Laura Prather has seen the stage production of “Kinky Boots” more than 225 times — always from more than 100 feet away.
“I’m up in the spotlight booth as high as you can be in the nosebleed seats,” said the 2002 O’Fallon Township High School grad. “I am one of the electricians who helps set up all the lights in the show.
“My primary focus is to run a follow spot. I work with two local electricians. I tell them which main characters they will be following. ... You do get comfortable. You know exactly where an actor is going to move. If they change it up, that keeps it fresh. When someone new goes in as an understudy, it’s fun seeing how they take over the role.”

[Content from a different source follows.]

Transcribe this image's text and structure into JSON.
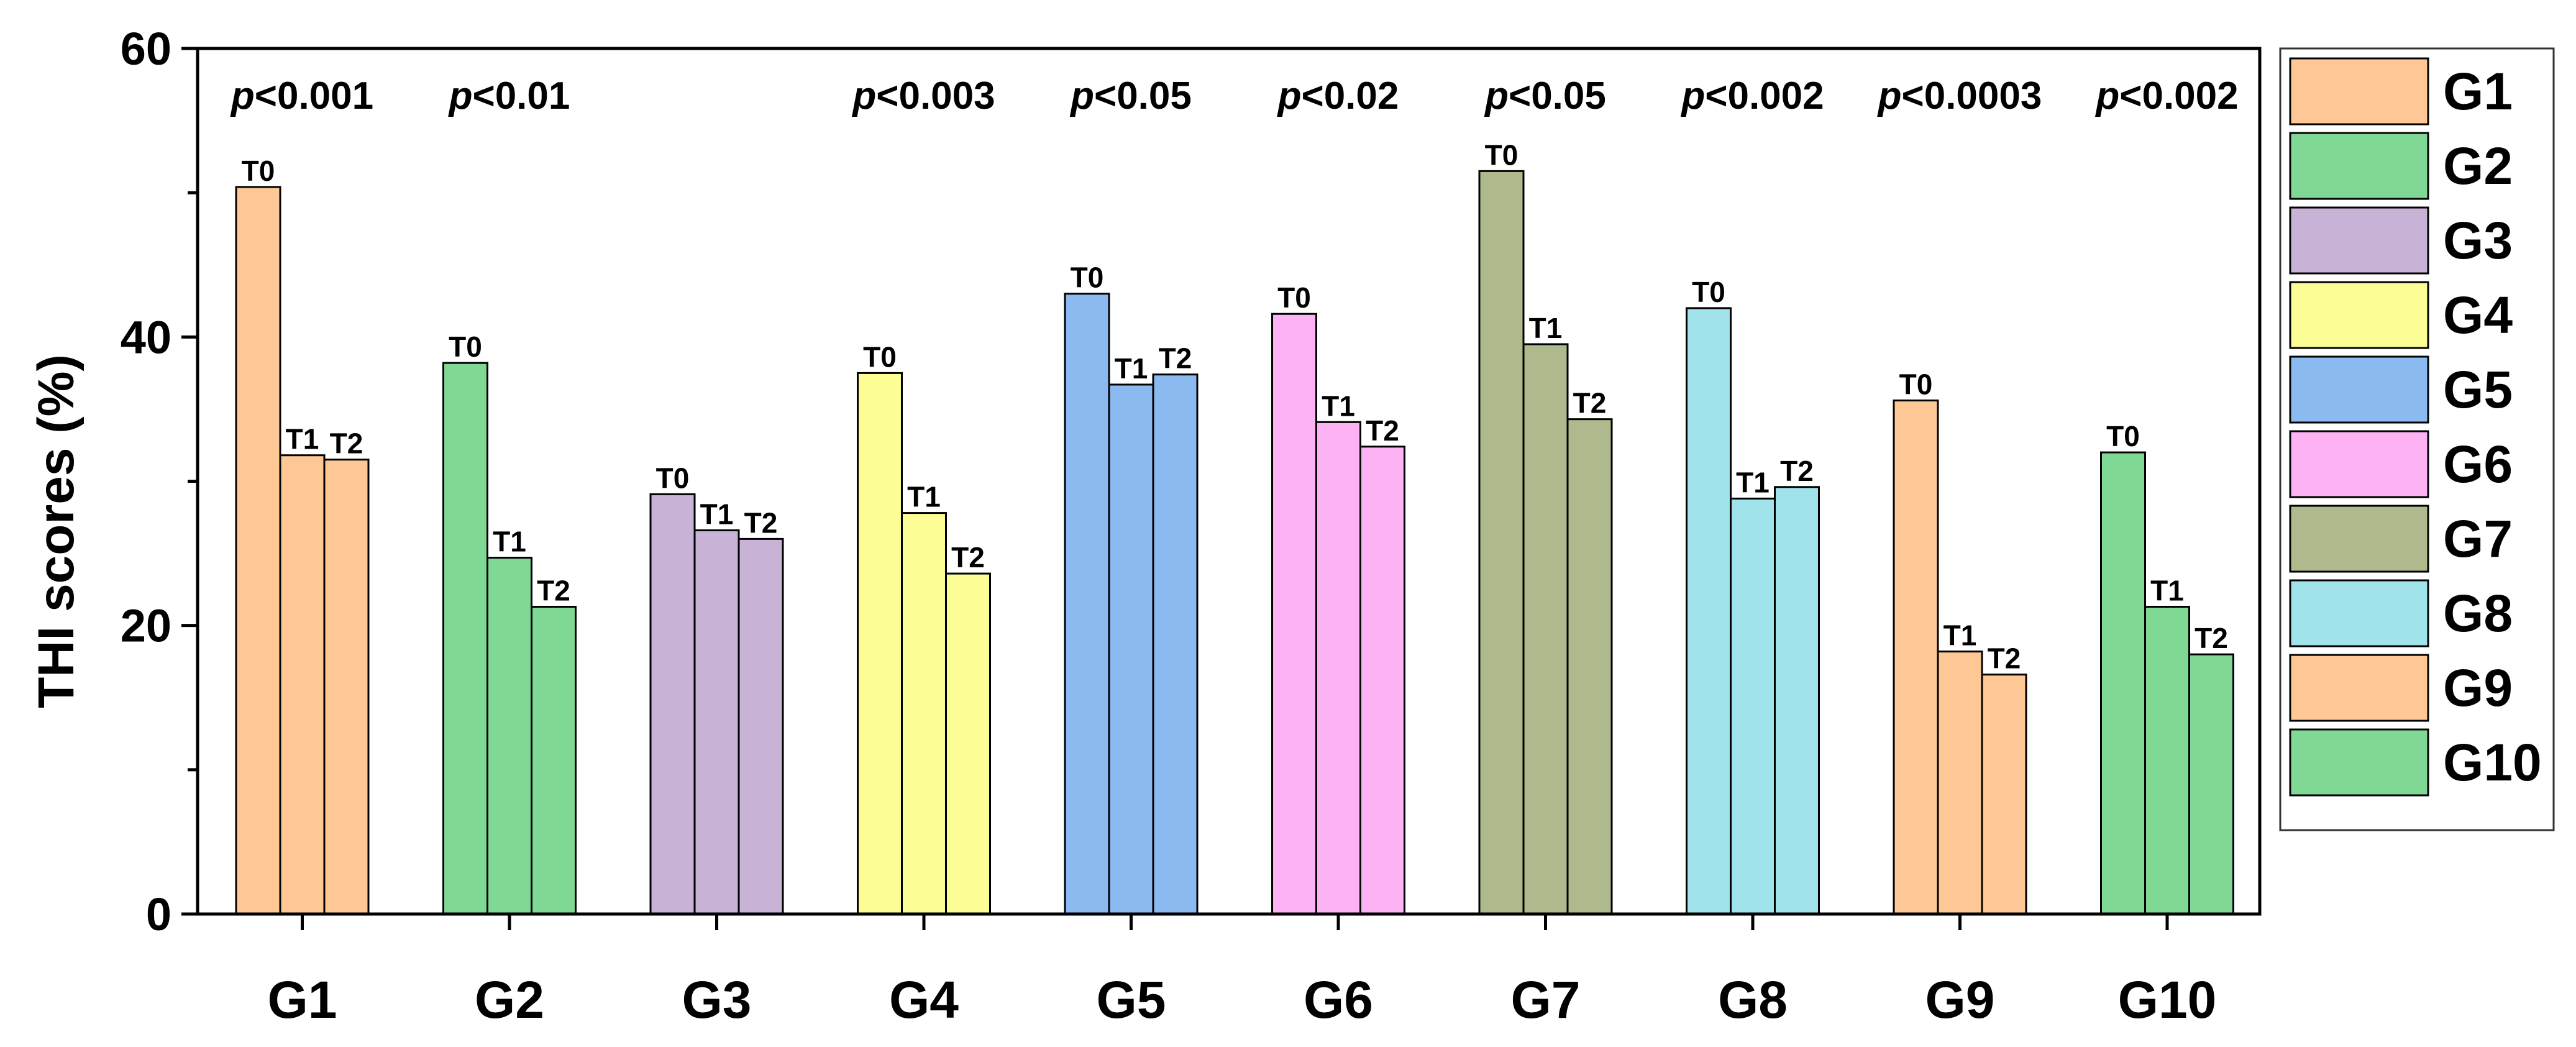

She was in Dallas the day we talked to her, but is coming home when “Kinky Boots,” plays The Fox March 24 to April 5. The Tony-winning Best Musical is the story of Charlie Price, who inherits his father’s shoe factory. Looking to save the family business, Charlie turns to a fashionable friend, cabaret star Lola, who gives him an outrageous idea. Soon, the unlikely duo creates the most sensational footwear that’s ever rocked the runways of Milan, giving the factory and its hardworking family a sparkling new future.

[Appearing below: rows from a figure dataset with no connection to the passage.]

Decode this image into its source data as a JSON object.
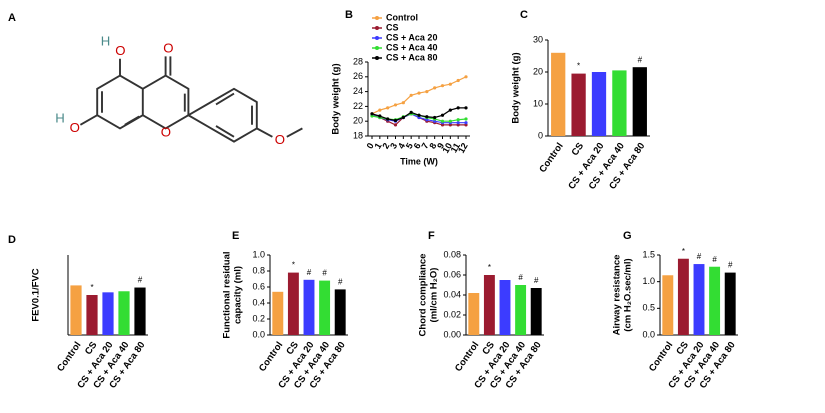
{
  "panel_labels": [
    "A",
    "B",
    "C",
    "D",
    "E",
    "F",
    "G"
  ],
  "structure": {
    "atoms": [
      "O",
      "O",
      "H",
      "O",
      "H",
      "O",
      "O"
    ]
  },
  "chart_data": [
    {
      "type": "line",
      "xlabel": "Time (W)",
      "ylabel": [
        "Body weight (g)"
      ],
      "x": [
        0,
        1,
        2,
        3,
        4,
        5,
        6,
        7,
        8,
        9,
        10,
        11,
        12
      ],
      "xlim": [
        0,
        12
      ],
      "xticks": [
        0,
        1,
        2,
        3,
        4,
        5,
        6,
        7,
        8,
        9,
        10,
        11,
        12
      ],
      "ylim": [
        18,
        28
      ],
      "yticks": [
        18,
        20,
        22,
        24,
        26,
        28
      ],
      "series": [
        {
          "name": "Control",
          "color": "#f5a142",
          "values": [
            21,
            21.5,
            21.8,
            22.2,
            22.5,
            23.5,
            23.8,
            24,
            24.5,
            24.8,
            25,
            25.5,
            26
          ]
        },
        {
          "name": "CS",
          "color": "#9b1b30",
          "values": [
            21,
            20.5,
            20,
            19.5,
            20.5,
            21,
            20.5,
            20,
            19.8,
            19.5,
            19.5,
            19.5,
            19.5
          ]
        },
        {
          "name": "CS + Aca 20",
          "color": "#3c3cff",
          "values": [
            20.8,
            20.5,
            20.2,
            20,
            20.5,
            21,
            20.5,
            20.2,
            20,
            19.8,
            19.8,
            19.8,
            19.8
          ]
        },
        {
          "name": "CS + Aca 40",
          "color": "#33dd33",
          "values": [
            20.7,
            20.5,
            20.3,
            20.2,
            20.6,
            21,
            20.8,
            20.5,
            20.3,
            20,
            20,
            20.2,
            20.3
          ]
        },
        {
          "name": "CS + Aca 80",
          "color": "#000000",
          "values": [
            21,
            20.7,
            20.3,
            20.1,
            20.5,
            21.2,
            20.8,
            20.6,
            20.5,
            20.8,
            21.5,
            21.8,
            21.8
          ]
        }
      ]
    },
    {
      "type": "bar",
      "ylabel": [
        "Body weight (g)"
      ],
      "categories": [
        "Control",
        "CS",
        "CS + Aca 20",
        "CS + Aca 40",
        "CS + Aca 80"
      ],
      "colors": [
        "#f5a142",
        "#9b1b30",
        "#3c3cff",
        "#33dd33",
        "#000000"
      ],
      "values": [
        26,
        19.5,
        20,
        20.5,
        21.5
      ],
      "annotations": [
        null,
        "*",
        null,
        null,
        "#"
      ],
      "ylim": [
        0,
        30
      ],
      "yticks": [
        0,
        10,
        20,
        30
      ]
    },
    {
      "type": "bar",
      "ylabel": [
        "FEV0.1/FVC"
      ],
      "categories": [
        "Control",
        "CS",
        "CS + Aca 20",
        "CS + Aca 40",
        "CS + Aca 80"
      ],
      "colors": [
        "#f5a142",
        "#9b1b30",
        "#3c3cff",
        "#33dd33",
        "#000000"
      ],
      "values": [
        0.93,
        0.75,
        0.8,
        0.82,
        0.89
      ],
      "annotations": [
        null,
        "*",
        null,
        null,
        "#"
      ],
      "ylim": [
        0,
        1.5
      ]
    },
    {
      "type": "bar",
      "ylabel": [
        "Functional residual",
        "capacity (ml)"
      ],
      "categories": [
        "Control",
        "CS",
        "CS + Aca 20",
        "CS + Aca 40",
        "CS + Aca 80"
      ],
      "colors": [
        "#f5a142",
        "#9b1b30",
        "#3c3cff",
        "#33dd33",
        "#000000"
      ],
      "values": [
        0.54,
        0.78,
        0.69,
        0.68,
        0.57
      ],
      "annotations": [
        null,
        "*",
        "#",
        "#",
        "#"
      ],
      "ylim": [
        0,
        1.0
      ],
      "yticks": [
        {
          "value": 0,
          "label": "0.0"
        },
        0.2,
        0.4,
        0.6,
        0.8,
        {
          "value": 1,
          "label": "1.0"
        }
      ]
    },
    {
      "type": "bar",
      "ylabel": [
        "Chord compliance",
        "(ml/cm H₂O)"
      ],
      "categories": [
        "Control",
        "CS",
        "CS + Aca 20",
        "CS + Aca 40",
        "CS + Aca 80"
      ],
      "colors": [
        "#f5a142",
        "#9b1b30",
        "#3c3cff",
        "#33dd33",
        "#000000"
      ],
      "values": [
        0.042,
        0.06,
        0.055,
        0.05,
        0.047
      ],
      "annotations": [
        null,
        "*",
        null,
        "#",
        "#"
      ],
      "ylim": [
        0,
        0.08
      ],
      "yticks": [
        {
          "value": 0,
          "label": "0.00"
        },
        0.02,
        0.04,
        0.06,
        {
          "value": 0.08,
          "label": "0.08"
        }
      ]
    },
    {
      "type": "bar",
      "ylabel": [
        "Airway resistance",
        "(cm H₂O.sec/ml)"
      ],
      "categories": [
        "Control",
        "CS",
        "CS + Aca 20",
        "CS + Aca 40",
        "CS + Aca 80"
      ],
      "colors": [
        "#f5a142",
        "#9b1b30",
        "#3c3cff",
        "#33dd33",
        "#000000"
      ],
      "values": [
        1.12,
        1.43,
        1.33,
        1.28,
        1.17
      ],
      "annotations": [
        null,
        "*",
        "#",
        "#",
        "#"
      ],
      "ylim": [
        0,
        1.5
      ],
      "yticks": [
        {
          "value": 0,
          "label": "0.0"
        },
        0.5,
        {
          "value": 1,
          "label": "1.0"
        },
        1.5
      ]
    }
  ]
}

“I like this production. It’s high energy and a lot of fun,” said Laura, 30. “What is the message? Be who you are and accept others for who they want to be. Music is a lot of fun, too. It’s written by Cindy Lauper. I am actually loving doing this.”
Laura grew up playing trumpet.
“I didn’t work on circuit boards as a kid. I was a musical type.”

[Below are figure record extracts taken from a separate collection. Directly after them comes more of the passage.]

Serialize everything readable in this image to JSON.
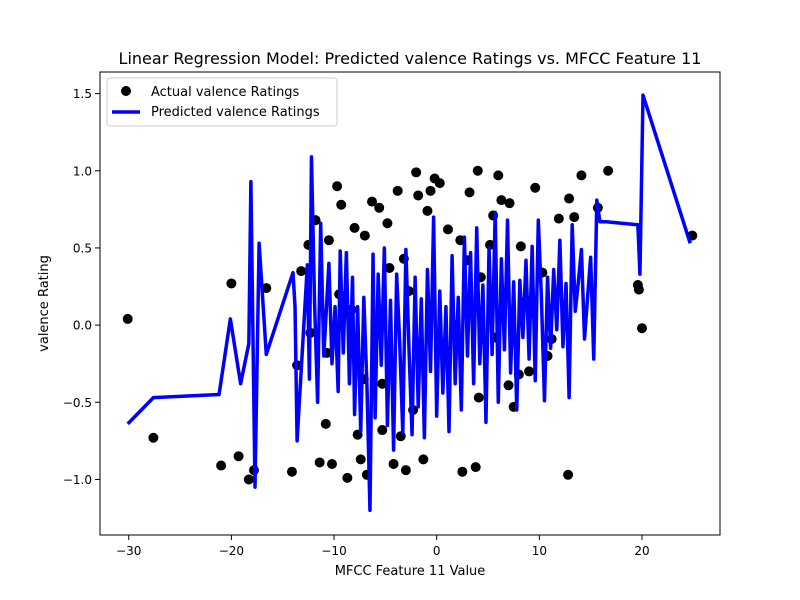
{
  "chart_data": {
    "type": "scatter",
    "title": "Linear Regression Model: Predicted valence Ratings vs. MFCC Feature 11",
    "xlabel": "MFCC Feature 11 Value",
    "ylabel": "valence Rating",
    "xlim": [
      -32.8,
      27.6
    ],
    "ylim": [
      -1.36,
      1.64
    ],
    "xticks": [
      -30,
      -20,
      -10,
      0,
      10,
      20
    ],
    "yticks": [
      -1.0,
      -0.5,
      0.0,
      0.5,
      1.0,
      1.5
    ],
    "xtick_labels": [
      "−30",
      "−20",
      "−10",
      "0",
      "10",
      "20"
    ],
    "ytick_labels": [
      "−1.0",
      "−0.5",
      "0.0",
      "0.5",
      "1.0",
      "1.5"
    ],
    "grid": false,
    "legend_position": "top-left",
    "legend": [
      "Actual valence Ratings",
      "Predicted valence Ratings"
    ],
    "colors": {
      "actual": "#000000",
      "predicted": "#0000ff"
    },
    "series": [
      {
        "name": "Actual valence Ratings",
        "kind": "scatter",
        "x": [
          -30.1,
          -27.6,
          -20.0,
          -21.0,
          -19.3,
          -18.3,
          -17.8,
          -16.6,
          -14.1,
          -13.6,
          -12.5,
          -12.3,
          -11.8,
          -11.4,
          -10.7,
          -10.5,
          -10.2,
          -9.7,
          -9.3,
          -8.7,
          -8.3,
          -8.0,
          -7.7,
          -7.4,
          -7.1,
          -6.8,
          -6.3,
          -5.6,
          -5.3,
          -4.6,
          -4.2,
          -3.8,
          -3.5,
          -3.0,
          -2.7,
          -2.3,
          -1.8,
          -1.3,
          -0.9,
          -0.6,
          -0.2,
          0.3,
          0.7,
          1.1,
          1.8,
          2.3,
          3.2,
          3.8,
          4.0,
          4.3,
          5.2,
          5.7,
          6.3,
          7.0,
          7.1,
          7.5,
          8.2,
          8.8,
          9.6,
          10.3,
          11.2,
          11.9,
          12.8,
          13.4,
          14.1,
          15.7,
          16.7,
          19.6,
          19.7,
          20.0,
          24.9,
          -5.3,
          -2.0,
          2.5,
          6.0,
          9.0,
          -13.2,
          -9.5,
          -7.0,
          3.0,
          12.9,
          4.1,
          -10.8,
          1.0,
          -4.8,
          5.5,
          -1.4,
          8.0,
          -3.2,
          10.8
        ],
        "y": [
          0.04,
          -0.73,
          0.27,
          -0.91,
          -0.85,
          -1.0,
          -0.94,
          0.24,
          -0.95,
          -0.26,
          0.52,
          -0.05,
          0.68,
          -0.89,
          -0.18,
          0.55,
          -0.9,
          0.9,
          0.78,
          -0.99,
          0.1,
          0.63,
          -0.71,
          -0.87,
          -0.35,
          -0.97,
          0.8,
          0.76,
          -0.68,
          0.37,
          -0.9,
          0.87,
          -0.72,
          -0.94,
          0.22,
          -0.55,
          0.84,
          -0.87,
          0.74,
          0.87,
          0.95,
          0.92,
          -0.14,
          0.62,
          0.0,
          0.55,
          0.86,
          -0.92,
          1.0,
          0.31,
          0.52,
          -0.08,
          0.81,
          -0.39,
          0.79,
          -0.53,
          0.51,
          0.16,
          0.89,
          0.34,
          -0.09,
          0.69,
          -0.97,
          0.7,
          0.97,
          0.76,
          1.0,
          0.26,
          0.23,
          -0.02,
          0.58,
          -0.38,
          0.99,
          -0.95,
          0.97,
          -0.3,
          0.35,
          0.2,
          0.58,
          0.42,
          0.82,
          -0.47,
          -0.64,
          -0.17,
          0.66,
          0.71,
          -0.25,
          -0.32,
          0.43,
          -0.2
        ]
      },
      {
        "name": "Predicted valence Ratings",
        "kind": "line",
        "x": [
          -30.1,
          -27.6,
          -21.2,
          -20.1,
          -19.1,
          -18.3,
          -18.1,
          -17.7,
          -17.3,
          -16.6,
          -14.0,
          -13.8,
          -13.6,
          -12.6,
          -12.4,
          -12.2,
          -11.9,
          -11.6,
          -11.3,
          -11.0,
          -10.5,
          -10.2,
          -9.9,
          -9.6,
          -9.4,
          -9.1,
          -8.8,
          -8.5,
          -8.2,
          -8.0,
          -7.7,
          -7.4,
          -7.1,
          -6.8,
          -6.5,
          -6.2,
          -6.0,
          -5.7,
          -5.4,
          -5.1,
          -4.8,
          -4.5,
          -4.2,
          -3.9,
          -3.6,
          -3.3,
          -3.0,
          -2.7,
          -2.4,
          -2.1,
          -1.8,
          -1.5,
          -1.2,
          -0.9,
          -0.6,
          -0.3,
          0.0,
          0.3,
          0.6,
          0.9,
          1.2,
          1.5,
          1.8,
          2.1,
          2.4,
          2.7,
          3.0,
          3.3,
          3.6,
          3.9,
          4.2,
          4.5,
          4.8,
          5.1,
          5.4,
          5.7,
          6.0,
          6.3,
          6.6,
          6.9,
          7.2,
          7.5,
          7.8,
          8.1,
          8.4,
          8.7,
          9.0,
          9.3,
          9.6,
          9.9,
          10.2,
          10.5,
          10.8,
          11.1,
          11.4,
          11.7,
          12.0,
          12.3,
          12.6,
          12.9,
          13.2,
          13.5,
          13.8,
          14.1,
          14.4,
          14.7,
          15.0,
          15.3,
          15.6,
          15.9,
          16.2,
          16.5,
          19.6,
          19.8,
          20.1,
          24.7
        ],
        "y": [
          -0.64,
          -0.47,
          -0.45,
          0.04,
          -0.38,
          -0.12,
          0.93,
          -1.05,
          0.53,
          -0.19,
          0.34,
          0.12,
          -0.75,
          0.39,
          -0.35,
          1.09,
          0.15,
          -0.5,
          0.66,
          -0.2,
          0.4,
          -0.25,
          0.12,
          -0.43,
          0.48,
          -0.18,
          0.47,
          -0.38,
          0.31,
          -0.58,
          0.12,
          -0.69,
          0.18,
          -0.38,
          -1.2,
          0.46,
          -0.6,
          0.33,
          -0.26,
          0.5,
          -0.65,
          0.16,
          -0.81,
          0.33,
          -0.12,
          -0.7,
          0.49,
          -0.15,
          -0.71,
          0.31,
          -0.53,
          0.17,
          -0.73,
          0.36,
          -0.3,
          0.7,
          -0.59,
          0.22,
          -0.44,
          0.12,
          -0.69,
          0.45,
          -0.38,
          0.18,
          -0.55,
          0.57,
          -0.2,
          0.47,
          -0.38,
          0.63,
          -0.25,
          0.26,
          -0.63,
          0.5,
          -0.19,
          0.73,
          -0.5,
          0.43,
          -0.16,
          0.68,
          -0.31,
          0.28,
          -0.55,
          0.29,
          -0.08,
          0.42,
          -0.22,
          0.51,
          -0.36,
          0.68,
          0.18,
          -0.49,
          0.31,
          -0.15,
          0.36,
          -0.03,
          0.55,
          -0.14,
          0.27,
          -0.47,
          0.65,
          0.09,
          0.28,
          0.49,
          -0.09,
          0.18,
          0.44,
          -0.22,
          0.81,
          0.67,
          0.67,
          0.67,
          0.65,
          0.33,
          1.49,
          0.53
        ]
      }
    ]
  }
}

She graduated in 2006 from Illinois State College in Normal with a double major of music business and theatre production design.
Coursework covered theater’s many aspects.
“Lights, sound, carpentry. I have even done wardrobe,” said Laura. “Six months after I graduated, someone told me of a job opening. I got my first job as an electrician. I started my first tour in 2008. The rest is history.”
She has been on the road with the traveling companies of “Grease,” “Wizard of Oz,” “Fiddler on the Roof” (that played at the Peabody), and Disney ice shows such as“High School Musical: The Ice Tour” and “Winnie the Pooh.”
St. Louis is the 17th city on the “Kinky Boots” tour that started in August 2014.
Laura will arrive at The Fox later this month, along with two other electricians, four carpenters, two props guys, two sound guys and three wardrobe folks, including one star dresser, and one makeup artist.
“We bring in around 65 to 70 local hires to help us set up the show,” Laura said. “For the run of the show, we have 22 local hires to help move scenery, props, dress our actors, work with microphones and lighting. We also travel with 32 cast members, three stage managers, two company managers and five musicians. We hire additional musicians in every city to complete our orchestra for our show.”
Eight 53-foot semi trucks bring sets, automation, lighting, sound, props, costumes and makeup.
“Load in for the show takes 13 hours to install before the first performance,” Laura said. “Load out takes between 6 to 8 hours.”
By the time she gets to St. Louis, she will have traveled more than 12,000 miles with the show.
No wonder she’s looking forward to sleeping in her own bed.
“The thing I miss about home is visiting with family and friends.”
Laura is the daughter of John and Dala Prather, of O’Fallon. Her father, a former Air Force pilot, works for the Housing Authority of East St. Louis. Her mother is a nurse. Older brother, John David, works in avionics.
We asked Laura a few questions about her job.
What does it take to succeed? “You have to be good at working with people. Pay attention to detail. We work with a lot of different equipment. You have to know how to fix it, put it together. I work with four to 12 electricians, in a city to set up a show. ... You can go to school and learn, but it’s helpful to learn at the job site. You pick up knowledge from people who’ve been in the business a long time.”
What is a challenge? “You will go into a theater. They are all different sizes. You have to adapt to space limitations. If there’s a lot of space, it’s an easy (job.) A tiny theater is a harder challenge.”
What’s it like being a gypsy? “It’s definitely a lifestyle. It’s not for everyone. You get accustomed to it, traveling the country, seeing a lot of places. Countries I have visited while touring are Canada, Mexico, Puerto Rico, Russia, and China. I have toured in every state except for Hawaii. ...You hang out or go out with certain friends you enjoy being with. It’s a different lifestyle but we all enjoy doing it. We work with each other, hang out with each other and see each other a lot.”
What do you do for meals? “I get to try food from around the country. I always have something different. Yesterday, I went to a cool burger place. They gave you the name of an artist when you paid, and called that name so you could collect your food. I was (rapper) Foxy Brown.”
Do you ever have problems on the set? “Once in a blue moon. When the lights shut off completely, we had to stop the show and figure out what was happening to continue. Another problem moment? Something tripped the fire alarms. The show was cancelled because there were only 10 minutes left.”